Henry H. Harteveldt, chief travel analyst for Forrester Research in San Francisco, said the companies were smart to act quickly to get their customers' attention.
As the ban continues and others figure out products to sell or hand out, those that don't - hotels, airlines and shops - could find their customers going elsewhere, he said. "There will be an expectation from customers," he said. "That creates a lot of opportunities for entrepreneurs."
Hotels such as Wyndham, Omni and Loews have been stocking up on toiletries that travelers could not bring, such as contact lens solution and hair gels, as well as their standard toothpaste and shaving cream.
The Madison in Washington, a Loews hotel, also has begun offering to stow a travel bag for frequent guests who can't carry on their favorites. They also use Luggage Forward to ship bags home for guests. James LoBosco, the general manager, said he is considering adding other services.
"We want to have all the products and services they need, and they expect," he said.
The Madison and others tell guests what is available only as they check in. So not everyone knows what is there.
David Hyer, who was in Baltimore recently for a conference, said he was traveling for only a few days and decided to forgo toiletries in his carry-on bag. He stopped at a drugstore on his way to the Inner Harbor Wyndham and spent $12 on shaving cream, toothpaste and other items.

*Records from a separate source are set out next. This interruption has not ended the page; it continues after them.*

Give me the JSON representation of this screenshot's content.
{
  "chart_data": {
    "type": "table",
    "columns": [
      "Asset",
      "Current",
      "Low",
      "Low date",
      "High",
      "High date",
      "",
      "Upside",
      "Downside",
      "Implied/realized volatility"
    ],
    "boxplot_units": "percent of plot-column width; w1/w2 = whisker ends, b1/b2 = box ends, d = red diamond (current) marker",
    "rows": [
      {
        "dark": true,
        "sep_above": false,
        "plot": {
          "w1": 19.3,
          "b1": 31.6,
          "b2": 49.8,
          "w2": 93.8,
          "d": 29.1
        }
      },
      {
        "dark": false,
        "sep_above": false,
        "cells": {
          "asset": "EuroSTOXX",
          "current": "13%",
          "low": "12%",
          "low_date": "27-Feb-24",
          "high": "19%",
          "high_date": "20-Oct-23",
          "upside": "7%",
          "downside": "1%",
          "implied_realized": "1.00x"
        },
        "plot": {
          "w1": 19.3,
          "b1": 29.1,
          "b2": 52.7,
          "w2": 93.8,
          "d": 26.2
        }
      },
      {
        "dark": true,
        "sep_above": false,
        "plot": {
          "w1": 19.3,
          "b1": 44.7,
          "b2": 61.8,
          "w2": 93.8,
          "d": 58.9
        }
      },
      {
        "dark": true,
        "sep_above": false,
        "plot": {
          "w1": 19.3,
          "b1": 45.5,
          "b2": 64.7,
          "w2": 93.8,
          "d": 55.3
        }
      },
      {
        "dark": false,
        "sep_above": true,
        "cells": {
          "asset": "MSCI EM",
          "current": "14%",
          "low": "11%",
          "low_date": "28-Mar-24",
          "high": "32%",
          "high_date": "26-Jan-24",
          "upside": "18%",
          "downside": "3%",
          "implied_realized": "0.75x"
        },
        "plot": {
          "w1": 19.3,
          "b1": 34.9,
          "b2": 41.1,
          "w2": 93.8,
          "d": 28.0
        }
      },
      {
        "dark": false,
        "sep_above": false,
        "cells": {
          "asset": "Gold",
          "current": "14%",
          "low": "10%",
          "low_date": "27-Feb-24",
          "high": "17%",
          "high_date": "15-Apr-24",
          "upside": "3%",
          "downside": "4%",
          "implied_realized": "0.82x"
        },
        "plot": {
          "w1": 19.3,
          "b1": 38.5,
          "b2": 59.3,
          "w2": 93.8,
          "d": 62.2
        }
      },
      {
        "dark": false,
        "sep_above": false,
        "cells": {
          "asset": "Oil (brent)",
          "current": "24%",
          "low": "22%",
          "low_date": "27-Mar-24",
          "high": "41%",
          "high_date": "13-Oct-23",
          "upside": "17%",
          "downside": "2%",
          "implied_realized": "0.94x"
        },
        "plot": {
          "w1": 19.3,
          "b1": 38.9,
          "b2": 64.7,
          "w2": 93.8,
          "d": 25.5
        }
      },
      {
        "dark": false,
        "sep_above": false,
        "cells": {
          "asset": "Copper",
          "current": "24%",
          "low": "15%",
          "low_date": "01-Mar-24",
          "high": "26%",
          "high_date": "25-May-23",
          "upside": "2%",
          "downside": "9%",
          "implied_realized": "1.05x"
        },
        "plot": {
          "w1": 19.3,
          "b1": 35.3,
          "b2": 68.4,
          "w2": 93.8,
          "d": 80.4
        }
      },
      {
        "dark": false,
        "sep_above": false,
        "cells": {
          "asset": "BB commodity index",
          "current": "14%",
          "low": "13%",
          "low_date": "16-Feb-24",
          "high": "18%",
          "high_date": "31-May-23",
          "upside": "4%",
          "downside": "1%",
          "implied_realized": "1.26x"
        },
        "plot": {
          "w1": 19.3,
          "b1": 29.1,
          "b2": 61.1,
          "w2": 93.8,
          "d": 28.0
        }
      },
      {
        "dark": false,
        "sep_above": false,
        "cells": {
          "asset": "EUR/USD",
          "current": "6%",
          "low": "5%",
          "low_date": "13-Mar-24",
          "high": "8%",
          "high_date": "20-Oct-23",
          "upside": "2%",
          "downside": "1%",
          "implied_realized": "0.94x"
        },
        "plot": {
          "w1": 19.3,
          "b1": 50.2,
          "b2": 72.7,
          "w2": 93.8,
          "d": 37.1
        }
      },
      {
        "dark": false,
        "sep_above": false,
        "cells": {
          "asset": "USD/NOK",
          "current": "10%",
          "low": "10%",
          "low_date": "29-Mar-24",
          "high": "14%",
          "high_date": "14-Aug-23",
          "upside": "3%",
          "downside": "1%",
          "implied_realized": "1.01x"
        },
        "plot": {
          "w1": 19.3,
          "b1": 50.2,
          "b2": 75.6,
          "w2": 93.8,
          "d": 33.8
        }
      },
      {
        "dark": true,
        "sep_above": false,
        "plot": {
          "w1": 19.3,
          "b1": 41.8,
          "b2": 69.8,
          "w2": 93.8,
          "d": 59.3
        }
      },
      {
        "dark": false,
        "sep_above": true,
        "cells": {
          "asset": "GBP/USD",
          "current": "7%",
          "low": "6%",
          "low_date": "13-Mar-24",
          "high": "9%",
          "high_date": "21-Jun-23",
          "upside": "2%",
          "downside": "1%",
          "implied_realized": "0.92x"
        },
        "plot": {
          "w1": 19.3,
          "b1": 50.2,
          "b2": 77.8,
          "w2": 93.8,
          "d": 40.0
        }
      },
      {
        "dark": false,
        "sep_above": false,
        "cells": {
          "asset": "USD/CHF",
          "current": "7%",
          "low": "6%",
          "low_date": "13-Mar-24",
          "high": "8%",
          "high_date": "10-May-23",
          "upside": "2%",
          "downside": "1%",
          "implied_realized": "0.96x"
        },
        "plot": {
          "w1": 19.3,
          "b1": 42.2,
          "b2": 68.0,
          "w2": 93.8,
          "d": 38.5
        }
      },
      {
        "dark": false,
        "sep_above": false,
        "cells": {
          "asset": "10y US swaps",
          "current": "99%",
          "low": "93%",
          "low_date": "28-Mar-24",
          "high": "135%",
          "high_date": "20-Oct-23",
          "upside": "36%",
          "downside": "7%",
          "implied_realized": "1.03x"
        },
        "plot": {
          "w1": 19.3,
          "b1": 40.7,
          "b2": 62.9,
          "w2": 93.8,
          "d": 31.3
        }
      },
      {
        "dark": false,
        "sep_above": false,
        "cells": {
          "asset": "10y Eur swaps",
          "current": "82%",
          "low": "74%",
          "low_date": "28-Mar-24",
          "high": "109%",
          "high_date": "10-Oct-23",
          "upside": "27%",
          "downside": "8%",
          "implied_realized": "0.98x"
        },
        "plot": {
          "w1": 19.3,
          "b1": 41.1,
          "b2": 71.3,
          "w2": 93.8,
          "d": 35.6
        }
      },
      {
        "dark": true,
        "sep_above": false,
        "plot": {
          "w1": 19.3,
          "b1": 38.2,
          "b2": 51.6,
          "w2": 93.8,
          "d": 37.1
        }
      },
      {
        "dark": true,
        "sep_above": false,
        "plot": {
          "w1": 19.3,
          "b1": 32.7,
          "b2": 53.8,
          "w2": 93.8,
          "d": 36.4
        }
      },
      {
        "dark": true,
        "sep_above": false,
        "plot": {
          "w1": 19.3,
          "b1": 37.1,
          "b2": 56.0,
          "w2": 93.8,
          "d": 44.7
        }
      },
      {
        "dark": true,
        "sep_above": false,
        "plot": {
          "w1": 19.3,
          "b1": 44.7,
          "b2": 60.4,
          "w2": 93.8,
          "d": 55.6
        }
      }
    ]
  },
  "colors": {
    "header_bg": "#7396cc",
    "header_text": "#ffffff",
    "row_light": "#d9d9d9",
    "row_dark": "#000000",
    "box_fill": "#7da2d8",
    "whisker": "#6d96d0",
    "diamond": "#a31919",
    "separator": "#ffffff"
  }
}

"I bought the little containers, so it wasn't a big deal," said Hyer, who works for IBM in New Hampshire. "I'll know next time to ask the hotel."
If the ban endures, some say more items will reach the market and the public's consciousness.
Janet Wagner, a marketing professor at the University of Maryland's Robert H. Smith School of Business, said more cosmetics could be turned into powder. Luggage makers could produce more pockets with plastic linings or straps for liquids. More one-time-use products could be sold in vending machines at the airport.
"Some things won't be viable in the long term because of cost or appeal," she said. "Not many people would probably keep using powdered toothpaste if the ban were lifted. But it would always be nice to have luggage with better pockets."
Haley of Clearwater Seafood said he'll keep using frozen veggies in vacuum packs.
"We've been asking customers for feedback, and they've had no problems," he said. "Sales might even be up."